Per andare da Manhattan a Brighton Beach, a sud di Brooklyn, il treno della linea B impiega circa un’ora: una volta arrivati, sembra di scendere in un paese qualunque della Russia.

All’inizio del novecento, infatti, Brighton Beach ospitava una grande comunità di ebrei dell’Europa orientale, che però a metà degli anni Settanta se ne andò via quasi tutta e venne subito sostituita da esuli ebrei dell’Unione Sovietica.

Negli ultimi tempi sono sempre più numerosi i russi provenienti da regioni periferiche dell’ex Unione Sovietica come la Georgia, l’Azerbaigian e l’Uzbekistan e oggi Brighton Beach e i sobborghi circostanti sono popolati circa da centocinquantamila russi.

Per strada s’incontrano babushke dai denti d’oro e le insegne di ristoranti e negozi sono tutte in caratteri cirillici, gli anziani giocano a scacchi sulle panchine e ai tavolini dei caffè; qui la gente mangia strogonoff e bortsch nei ristoranti sul lungomare, con lo sguardo perso verso l’oceano, come se fosse il mar Nero (per questo Brighton Beach viene chiamata dai locali la piccola Odessa).

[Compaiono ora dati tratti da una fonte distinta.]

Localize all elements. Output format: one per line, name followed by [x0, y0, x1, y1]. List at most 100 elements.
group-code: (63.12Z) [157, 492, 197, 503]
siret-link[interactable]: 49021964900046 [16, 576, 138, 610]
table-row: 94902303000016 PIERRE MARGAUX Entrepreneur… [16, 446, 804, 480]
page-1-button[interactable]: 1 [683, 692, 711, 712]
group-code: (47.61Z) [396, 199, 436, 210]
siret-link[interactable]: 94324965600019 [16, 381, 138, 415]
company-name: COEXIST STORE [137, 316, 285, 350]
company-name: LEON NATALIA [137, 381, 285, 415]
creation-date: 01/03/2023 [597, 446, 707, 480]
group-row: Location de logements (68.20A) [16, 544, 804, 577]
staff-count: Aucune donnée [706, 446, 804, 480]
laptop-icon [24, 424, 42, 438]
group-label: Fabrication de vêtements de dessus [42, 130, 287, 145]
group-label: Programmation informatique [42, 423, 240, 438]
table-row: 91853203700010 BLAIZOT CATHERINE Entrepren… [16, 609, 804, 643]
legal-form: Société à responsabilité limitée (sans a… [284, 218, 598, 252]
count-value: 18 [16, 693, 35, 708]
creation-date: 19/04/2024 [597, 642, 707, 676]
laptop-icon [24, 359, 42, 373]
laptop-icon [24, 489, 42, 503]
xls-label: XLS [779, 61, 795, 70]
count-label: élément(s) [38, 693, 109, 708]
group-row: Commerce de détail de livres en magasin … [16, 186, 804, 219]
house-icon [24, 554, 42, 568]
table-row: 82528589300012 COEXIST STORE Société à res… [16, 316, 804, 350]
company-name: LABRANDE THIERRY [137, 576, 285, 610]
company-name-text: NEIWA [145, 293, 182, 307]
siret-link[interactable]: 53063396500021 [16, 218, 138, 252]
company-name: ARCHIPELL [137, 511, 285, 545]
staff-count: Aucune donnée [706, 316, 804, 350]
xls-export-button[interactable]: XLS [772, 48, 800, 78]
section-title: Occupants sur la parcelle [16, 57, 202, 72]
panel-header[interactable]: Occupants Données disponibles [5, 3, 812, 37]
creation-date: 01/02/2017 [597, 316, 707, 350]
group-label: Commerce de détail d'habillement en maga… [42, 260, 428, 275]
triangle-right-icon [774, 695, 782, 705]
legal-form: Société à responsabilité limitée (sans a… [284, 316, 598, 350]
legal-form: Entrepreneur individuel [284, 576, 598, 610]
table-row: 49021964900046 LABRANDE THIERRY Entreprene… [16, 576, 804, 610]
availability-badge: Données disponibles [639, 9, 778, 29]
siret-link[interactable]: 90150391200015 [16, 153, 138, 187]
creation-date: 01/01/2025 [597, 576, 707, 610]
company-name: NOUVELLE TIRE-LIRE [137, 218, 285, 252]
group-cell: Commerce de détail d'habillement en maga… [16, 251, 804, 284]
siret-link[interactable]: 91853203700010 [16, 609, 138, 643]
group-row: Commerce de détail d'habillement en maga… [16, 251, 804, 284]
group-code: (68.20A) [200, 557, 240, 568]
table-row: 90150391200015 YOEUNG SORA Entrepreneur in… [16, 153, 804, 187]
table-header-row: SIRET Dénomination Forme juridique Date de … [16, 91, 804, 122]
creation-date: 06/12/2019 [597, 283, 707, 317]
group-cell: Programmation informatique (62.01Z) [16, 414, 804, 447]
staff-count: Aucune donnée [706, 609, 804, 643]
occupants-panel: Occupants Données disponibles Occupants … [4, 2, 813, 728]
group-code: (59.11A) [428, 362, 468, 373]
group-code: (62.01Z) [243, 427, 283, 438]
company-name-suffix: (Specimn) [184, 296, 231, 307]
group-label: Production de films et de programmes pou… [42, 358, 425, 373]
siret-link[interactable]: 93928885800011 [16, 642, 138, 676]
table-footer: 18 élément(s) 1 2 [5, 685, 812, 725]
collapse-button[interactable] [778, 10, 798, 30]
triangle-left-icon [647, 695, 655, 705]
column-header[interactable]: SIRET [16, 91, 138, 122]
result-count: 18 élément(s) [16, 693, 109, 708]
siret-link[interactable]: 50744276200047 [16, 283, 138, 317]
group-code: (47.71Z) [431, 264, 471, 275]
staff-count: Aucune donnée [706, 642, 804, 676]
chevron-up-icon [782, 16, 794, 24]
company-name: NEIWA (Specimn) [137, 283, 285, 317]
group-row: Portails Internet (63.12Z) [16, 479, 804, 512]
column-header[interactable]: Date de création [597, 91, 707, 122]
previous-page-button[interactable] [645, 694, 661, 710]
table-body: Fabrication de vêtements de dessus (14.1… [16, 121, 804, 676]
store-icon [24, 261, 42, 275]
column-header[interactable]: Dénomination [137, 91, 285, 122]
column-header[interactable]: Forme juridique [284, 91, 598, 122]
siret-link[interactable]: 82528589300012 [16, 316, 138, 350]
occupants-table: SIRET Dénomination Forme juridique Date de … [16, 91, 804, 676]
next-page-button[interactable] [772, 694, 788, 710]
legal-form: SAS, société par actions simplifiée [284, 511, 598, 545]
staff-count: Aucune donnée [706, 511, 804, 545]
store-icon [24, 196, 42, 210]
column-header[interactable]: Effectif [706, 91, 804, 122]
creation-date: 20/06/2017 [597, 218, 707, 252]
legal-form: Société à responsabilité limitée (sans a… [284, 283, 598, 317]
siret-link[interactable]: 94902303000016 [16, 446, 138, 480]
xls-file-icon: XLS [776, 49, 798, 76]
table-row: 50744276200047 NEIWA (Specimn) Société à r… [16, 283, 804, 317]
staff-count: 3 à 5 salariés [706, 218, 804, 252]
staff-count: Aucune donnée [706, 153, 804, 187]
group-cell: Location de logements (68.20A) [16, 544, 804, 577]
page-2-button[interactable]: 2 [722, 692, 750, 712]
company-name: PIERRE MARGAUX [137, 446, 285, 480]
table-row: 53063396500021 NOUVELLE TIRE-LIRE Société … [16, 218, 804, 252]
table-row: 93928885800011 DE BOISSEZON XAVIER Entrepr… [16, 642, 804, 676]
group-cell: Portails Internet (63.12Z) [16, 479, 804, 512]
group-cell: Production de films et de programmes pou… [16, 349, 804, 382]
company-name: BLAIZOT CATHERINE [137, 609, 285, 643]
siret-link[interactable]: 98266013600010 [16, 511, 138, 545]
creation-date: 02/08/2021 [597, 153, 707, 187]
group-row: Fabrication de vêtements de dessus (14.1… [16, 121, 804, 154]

La Brighton Beach Avenue è un’animata via commerciale, dove si susseguono boutique e rivenditori di specialità gastronomiche. Il più famoso è l’enorme M&I International Food dove si possono comprare carne salata, salsicce, pesce affumicato, caviale e la vodka Stolichnaya: i ricchi russi e americani arrivano fin qui dal Connecticut e da Philadelphia per comprare queste prelibatezze.

L’atmosfera di Brighton Beach assomiglia molto a quella rilassata e seducente della cittadina sulla costa britannica da cui ha preso il nome nel 1868. Basta farsi un giro in spiaggia in un fine settimana estivo: bionde in bikini, bar e divertimento sono assicurati.